Separating telco facts from fiction

Crunching the data on usage patterns and costs can separate the winners and losers in the sector but does the reality match the hype?

I have always been a big believer that understanding the changes to telecommunications usage patterns and costs is the critical first step that can separate the winners from the losers in the telco sector.  

A clear picture of events at both a macro and micro level not only allows a telco to place itself in the optimal position to take advantage of emerging trends but also avoid potential cost blowouts.

What’s equally important is to ensure that the existing theories on what’s happening to Australian telco spend is backed up with factual evidence. To that effect, we at Full Circle recently put our purpose-built software to work and mine hundreds of millions of dollars of telecommunications spend.

Apart from just crunching the numbers, I have to say we were pretty thrilled to play the role of a myth buster and decipher if the recently touted telco trends are fact or pure fiction.

We took data from all of 2010 to 2011, tracking the usage and spending changes across: Mobile Roaming, SMS, Mobile Data and fixed lines. This is what we found:

  • Global Roaming costs are increasing. We polled over 5,000 mobile devices with over $1.5 million of global roaming spend. We found that spend levels increased annually by 10%. The annual average annual device spend on global roaming is now $330.68. In normalising the data, we only polled devices that demonstrated global roaming during the survey period.        
                                                      
  • SMS is dying.  We constantly hear about the death of SMS and this is one of those cases where the reality is certainly matching the hype. The demise of SMS is playing out in front of our eyes and at a cost of $1,000,000 per GB, why wouldn’t it? We looked at 120,000 mobile phones and found that in 2010, 41 per cent of all mobile phones sent SMS and in 2011 that number had fallen to 32 per cent. We also found that the average number of messages sent per device in 2010 was 57 per month and in 2011 it was 54 SMS – this is a decrease of five per cent. It’s not dead yet, but the writing is on the wall.                                                                                                                                                                              
  • Mobile data use is increasing due to smart phones. It has long been suggested that mobile data usage is on the up and up due to smart phones. We noted that the average cost of data plans had not changed at all from 2010 to 2011, but usage had gone up significantly. We studied over 25,000 mobile data devices and saw that monthly usage had increased from 93.8MB / Month in 2010 to 273MB / month. This is almost a three-fold increase.            
                                                                                
  • The copper network is decaying, but who cares, its being substituted for mobility. Our research showed that across 2010 and 2011, looking at almost 100,000 fixed lines, that 21 per cent of these fixed lines had no call traffic at all. Can you blame Telstra for offloading its copper network? Imagine if users cottoned on to the fact that almost 20 per cent of fixed lines were redundant!          
                            
  • People are mobile and using their mobile. Fixed line call spend is decreasing while the number of fixed lines is staying stable. This fact, on a per business level, leads to poorly optimised and expensive telco set-ups for businesses. In 2010, line rental (and service and equipment charges) accounted for 42.8 per cent of fixed line spend whilst the remaining 57.2 per cent was fixed line calls. In 2011, the ration has changes to 48.13 per cent of costs were devoted to line rental whilst only 51.8 per cent was for calls. Traditionally, a good split of line rental to calls was 35/65 . So we really are seeing more substitution for fixed line calls to mobile, but with no commensurate decrease in network size, shape capacity or configuration. This is a great savings opportunity for businesses.

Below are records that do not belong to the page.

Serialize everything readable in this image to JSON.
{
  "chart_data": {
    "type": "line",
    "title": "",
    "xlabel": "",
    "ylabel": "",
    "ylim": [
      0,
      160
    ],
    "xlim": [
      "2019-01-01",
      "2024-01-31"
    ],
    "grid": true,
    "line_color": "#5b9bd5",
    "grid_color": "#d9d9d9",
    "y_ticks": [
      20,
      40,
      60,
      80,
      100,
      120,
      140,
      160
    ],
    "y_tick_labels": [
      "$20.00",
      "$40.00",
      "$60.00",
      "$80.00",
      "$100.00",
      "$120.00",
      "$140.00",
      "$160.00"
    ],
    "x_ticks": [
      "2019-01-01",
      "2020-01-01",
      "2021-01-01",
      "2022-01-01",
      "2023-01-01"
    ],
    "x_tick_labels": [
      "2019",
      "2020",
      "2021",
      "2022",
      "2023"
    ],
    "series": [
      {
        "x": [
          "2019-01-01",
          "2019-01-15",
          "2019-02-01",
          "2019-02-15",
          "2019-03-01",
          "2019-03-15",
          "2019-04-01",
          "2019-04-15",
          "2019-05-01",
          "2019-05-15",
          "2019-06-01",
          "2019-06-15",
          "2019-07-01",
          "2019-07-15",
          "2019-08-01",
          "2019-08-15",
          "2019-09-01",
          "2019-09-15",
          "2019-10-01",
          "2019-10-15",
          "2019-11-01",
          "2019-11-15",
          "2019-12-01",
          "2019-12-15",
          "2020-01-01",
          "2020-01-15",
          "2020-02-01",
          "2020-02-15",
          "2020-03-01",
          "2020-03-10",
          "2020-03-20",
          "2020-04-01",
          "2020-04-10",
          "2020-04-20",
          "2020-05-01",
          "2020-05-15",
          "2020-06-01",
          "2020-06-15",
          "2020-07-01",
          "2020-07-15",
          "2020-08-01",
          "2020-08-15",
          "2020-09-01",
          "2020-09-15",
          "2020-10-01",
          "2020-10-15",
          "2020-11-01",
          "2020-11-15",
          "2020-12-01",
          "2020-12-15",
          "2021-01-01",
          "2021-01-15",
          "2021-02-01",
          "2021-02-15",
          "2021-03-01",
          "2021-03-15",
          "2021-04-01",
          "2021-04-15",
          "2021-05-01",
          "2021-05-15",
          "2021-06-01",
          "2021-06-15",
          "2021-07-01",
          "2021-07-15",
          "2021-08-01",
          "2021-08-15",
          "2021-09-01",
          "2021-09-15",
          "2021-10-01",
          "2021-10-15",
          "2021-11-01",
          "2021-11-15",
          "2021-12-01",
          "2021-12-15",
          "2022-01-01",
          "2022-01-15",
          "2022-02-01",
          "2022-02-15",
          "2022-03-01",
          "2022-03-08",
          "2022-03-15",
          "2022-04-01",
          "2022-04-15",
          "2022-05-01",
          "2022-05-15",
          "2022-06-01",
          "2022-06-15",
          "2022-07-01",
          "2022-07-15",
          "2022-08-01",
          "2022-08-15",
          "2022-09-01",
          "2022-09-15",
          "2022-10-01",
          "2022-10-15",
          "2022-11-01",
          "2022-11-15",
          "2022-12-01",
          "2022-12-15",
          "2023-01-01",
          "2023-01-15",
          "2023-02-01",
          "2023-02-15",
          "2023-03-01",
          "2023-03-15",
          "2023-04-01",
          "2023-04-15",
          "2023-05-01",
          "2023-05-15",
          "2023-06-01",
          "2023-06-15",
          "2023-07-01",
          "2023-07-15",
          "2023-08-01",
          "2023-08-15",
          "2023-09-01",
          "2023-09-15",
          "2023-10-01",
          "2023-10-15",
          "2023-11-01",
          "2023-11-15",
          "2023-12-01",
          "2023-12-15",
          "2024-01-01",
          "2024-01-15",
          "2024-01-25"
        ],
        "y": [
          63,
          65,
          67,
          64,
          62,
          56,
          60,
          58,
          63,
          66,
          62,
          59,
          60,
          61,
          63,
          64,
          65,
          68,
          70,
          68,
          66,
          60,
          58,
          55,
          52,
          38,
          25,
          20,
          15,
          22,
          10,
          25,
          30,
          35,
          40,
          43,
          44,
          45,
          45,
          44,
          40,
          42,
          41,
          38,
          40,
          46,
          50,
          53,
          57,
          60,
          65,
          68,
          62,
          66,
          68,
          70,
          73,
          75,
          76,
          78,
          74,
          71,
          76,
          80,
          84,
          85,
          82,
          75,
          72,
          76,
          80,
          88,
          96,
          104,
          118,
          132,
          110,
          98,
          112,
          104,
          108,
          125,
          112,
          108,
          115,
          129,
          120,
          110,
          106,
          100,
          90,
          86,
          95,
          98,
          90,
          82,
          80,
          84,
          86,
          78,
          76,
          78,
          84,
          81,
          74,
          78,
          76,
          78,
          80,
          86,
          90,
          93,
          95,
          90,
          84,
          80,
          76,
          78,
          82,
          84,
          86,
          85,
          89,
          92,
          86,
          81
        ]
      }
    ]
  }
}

So there you have it the jury is in and so far the data is certainly matching the hype. We are moving into a mobile world where the fixed line is going the way of dinosaurs and the smartphone invasion is in full swing. Which makes you wonder whether the government’s decision to pour $37 billion into a fixed fibre network is a good investment after all?

Tony Simmons is the managing director and founder of The Full Circle Group, an independent telecommunications consultancy firm focused on telco expense costs and management.